Humira (adalimumab) is a prescription drug that is manufactured and distributed by Abbott Laboratories. It was initially approved by the FDA in 2003 to treat rheumatoid arthritis, and is now approved for a variety of autoimmune disorders, including Crohn’s disease, ulcerative colitis, and psoriasis. These disorders are all caused by the body’s own autoimmune response, and Humira works by inhibiting these immune cells. It has been the most successful drug for Abbott Laboratories — sales exceeded $6.5 billion in 2010.
Serious side effects have made Humira the subject of several lawsuits, filed by people who have suffered the following catastrophic injuries:
Humira and Cancer
Humira has been linked to a variety of life-threatening, serious cancers. These include Lymphoma, non-melanoma skin cancer, melanoma skin cancer, gastrointestinal cancer, lung cancer, breast cancer, and Hepatosplenic T-Cell Lymphoma.
The reason people have an increased risk of cancer is because Humira belongs to a class of drugs known as “tumor necrosis factor-blockers,” which inhibit the body’s own cancer-attacking cells in the immune system. The diseases Humira treats are caused by an over-reaction of the body’s immune system, so Humira inhibits these cells. Unfortunately, this action also makes a person susceptible to adverse events, including cancer.
The newest FDA safety communication is in response to continuing reports of young people developing a rare, aggressive, and deadly form of white blood cell cancer called Hepatosplenic T-Cell-Lymphoma.

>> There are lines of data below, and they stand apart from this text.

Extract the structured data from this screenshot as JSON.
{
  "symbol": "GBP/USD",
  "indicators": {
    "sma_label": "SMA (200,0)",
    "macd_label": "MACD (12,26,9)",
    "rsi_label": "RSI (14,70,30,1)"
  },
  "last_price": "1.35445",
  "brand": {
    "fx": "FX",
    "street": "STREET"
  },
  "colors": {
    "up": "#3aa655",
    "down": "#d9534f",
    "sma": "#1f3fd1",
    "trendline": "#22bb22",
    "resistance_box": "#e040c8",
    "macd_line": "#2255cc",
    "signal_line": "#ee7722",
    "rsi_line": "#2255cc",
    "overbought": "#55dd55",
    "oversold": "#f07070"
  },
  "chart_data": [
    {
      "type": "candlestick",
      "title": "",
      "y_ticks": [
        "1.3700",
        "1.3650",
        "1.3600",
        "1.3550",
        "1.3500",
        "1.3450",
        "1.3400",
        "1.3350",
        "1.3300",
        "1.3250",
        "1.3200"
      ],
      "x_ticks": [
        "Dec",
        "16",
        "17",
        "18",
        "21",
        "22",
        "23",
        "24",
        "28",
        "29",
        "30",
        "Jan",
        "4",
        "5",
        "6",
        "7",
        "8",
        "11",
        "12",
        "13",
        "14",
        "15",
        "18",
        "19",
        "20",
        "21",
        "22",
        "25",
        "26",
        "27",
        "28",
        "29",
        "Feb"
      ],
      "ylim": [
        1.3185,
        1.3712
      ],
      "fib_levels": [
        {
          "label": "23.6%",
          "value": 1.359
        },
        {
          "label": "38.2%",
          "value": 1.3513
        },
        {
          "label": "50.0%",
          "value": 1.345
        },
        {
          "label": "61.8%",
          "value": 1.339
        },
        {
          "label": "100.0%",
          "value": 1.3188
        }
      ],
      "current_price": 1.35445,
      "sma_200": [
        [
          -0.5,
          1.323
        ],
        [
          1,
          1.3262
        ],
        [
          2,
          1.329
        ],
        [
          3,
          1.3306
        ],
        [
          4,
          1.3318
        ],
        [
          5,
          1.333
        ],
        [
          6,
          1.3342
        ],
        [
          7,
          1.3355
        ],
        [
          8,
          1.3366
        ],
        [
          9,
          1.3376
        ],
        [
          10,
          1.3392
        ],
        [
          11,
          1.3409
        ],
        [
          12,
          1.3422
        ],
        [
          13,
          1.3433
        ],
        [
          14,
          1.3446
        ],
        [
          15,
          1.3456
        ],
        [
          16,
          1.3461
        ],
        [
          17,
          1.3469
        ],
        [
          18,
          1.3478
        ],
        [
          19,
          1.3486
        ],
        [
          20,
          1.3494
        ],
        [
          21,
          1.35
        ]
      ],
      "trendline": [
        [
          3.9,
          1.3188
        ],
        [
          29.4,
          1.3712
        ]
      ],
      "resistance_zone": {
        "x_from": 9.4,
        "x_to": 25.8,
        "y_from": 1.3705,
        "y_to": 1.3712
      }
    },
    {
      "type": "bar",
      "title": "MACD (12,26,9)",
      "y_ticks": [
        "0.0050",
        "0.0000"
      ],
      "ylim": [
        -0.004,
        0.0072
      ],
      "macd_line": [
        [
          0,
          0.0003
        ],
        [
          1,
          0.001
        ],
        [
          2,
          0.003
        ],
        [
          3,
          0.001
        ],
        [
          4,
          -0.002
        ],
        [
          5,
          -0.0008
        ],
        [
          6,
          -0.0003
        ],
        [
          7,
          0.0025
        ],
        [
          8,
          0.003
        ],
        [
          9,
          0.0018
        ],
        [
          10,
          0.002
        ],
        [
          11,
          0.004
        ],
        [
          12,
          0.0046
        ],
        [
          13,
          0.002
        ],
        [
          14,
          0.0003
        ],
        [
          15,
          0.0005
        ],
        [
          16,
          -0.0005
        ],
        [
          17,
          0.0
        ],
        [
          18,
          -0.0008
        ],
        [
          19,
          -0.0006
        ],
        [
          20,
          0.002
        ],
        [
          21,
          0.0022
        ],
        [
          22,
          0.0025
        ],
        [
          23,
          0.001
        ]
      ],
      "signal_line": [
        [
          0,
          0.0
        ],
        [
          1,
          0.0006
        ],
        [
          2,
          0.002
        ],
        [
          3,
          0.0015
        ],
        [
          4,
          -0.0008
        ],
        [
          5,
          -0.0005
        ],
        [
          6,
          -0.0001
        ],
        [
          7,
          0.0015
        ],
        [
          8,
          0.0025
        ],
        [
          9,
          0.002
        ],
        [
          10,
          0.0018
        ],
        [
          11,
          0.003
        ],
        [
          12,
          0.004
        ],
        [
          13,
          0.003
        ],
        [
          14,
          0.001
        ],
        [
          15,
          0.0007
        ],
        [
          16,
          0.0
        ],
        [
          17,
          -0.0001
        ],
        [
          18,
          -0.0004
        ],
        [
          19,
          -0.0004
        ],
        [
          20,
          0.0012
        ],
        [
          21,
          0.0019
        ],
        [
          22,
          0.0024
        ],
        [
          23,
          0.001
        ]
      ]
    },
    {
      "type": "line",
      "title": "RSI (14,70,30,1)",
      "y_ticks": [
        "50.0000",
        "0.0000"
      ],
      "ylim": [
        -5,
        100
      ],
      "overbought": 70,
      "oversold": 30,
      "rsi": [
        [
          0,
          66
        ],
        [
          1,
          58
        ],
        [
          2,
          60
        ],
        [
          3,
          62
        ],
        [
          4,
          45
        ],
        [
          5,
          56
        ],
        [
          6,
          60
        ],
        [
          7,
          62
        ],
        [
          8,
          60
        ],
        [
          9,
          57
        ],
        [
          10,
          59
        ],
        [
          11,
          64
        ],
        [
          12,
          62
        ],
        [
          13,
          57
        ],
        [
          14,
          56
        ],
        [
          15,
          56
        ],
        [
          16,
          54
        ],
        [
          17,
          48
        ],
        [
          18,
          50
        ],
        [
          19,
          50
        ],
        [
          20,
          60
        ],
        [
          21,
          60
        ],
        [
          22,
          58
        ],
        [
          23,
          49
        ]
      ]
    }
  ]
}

Many studies have concluded that Humira increases a person’s risk of developing cancer. A 2006 study by the Mayo Clinic found that the rate of developing cancer was significantly higher compared to people taking a placebo. The safety information was based on a study of just 2,070 patients, but several of them developed cancer, and one died. The Mayo Clinic study found that people taking Humira are three times more likely to develop cancer, and if they take high doses, they are more than four times more likely to develop cancer.
Humira and Nerve Damage
Some people who use Humira injections have developed a type of nerve damage called “peripheral neuropathy.” People who suffer from this side effect may experience numbness, tingling, or constant pain. Peripheral neuropathy can also cause severe muscle problems, organ damage, bladder issues, and sexual problems.

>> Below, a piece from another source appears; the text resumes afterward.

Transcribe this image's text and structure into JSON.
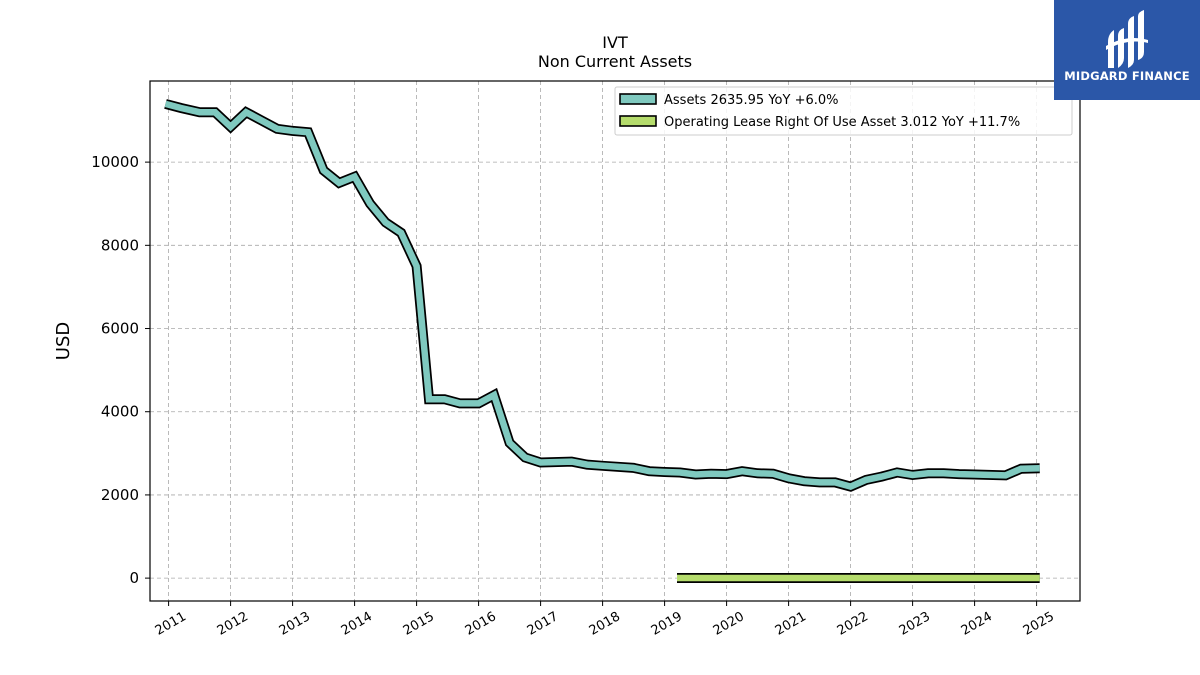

Research linking Humira to nerve damage dates back to 2006, when doctors at Angers University in France found a link between nerve damage. Though this information was available, researchers did not include it in the safety information when Humira was re-launched for Chohn’s disease in 2007.
Humira and Infections
People who use Humira to decrease the body’s over-reacting immune system and treat autoimmune disesase may be at an increased risk of developing several types of infections. The risk of suffering pneumonia, sepsis, tuberculosis, histoplasmosis, and fungal infections is greater, according to a study conducted by the Journal of the American Medical Association. This study found that people who take Humira are twice as likely to develop an infection, such as tuberculosis or pneumonia.
Although there was information that Humira increased a person’s chance of developing an infection, a clear safety warning did not appear on the labeling until the FDA mandated chances in 2009.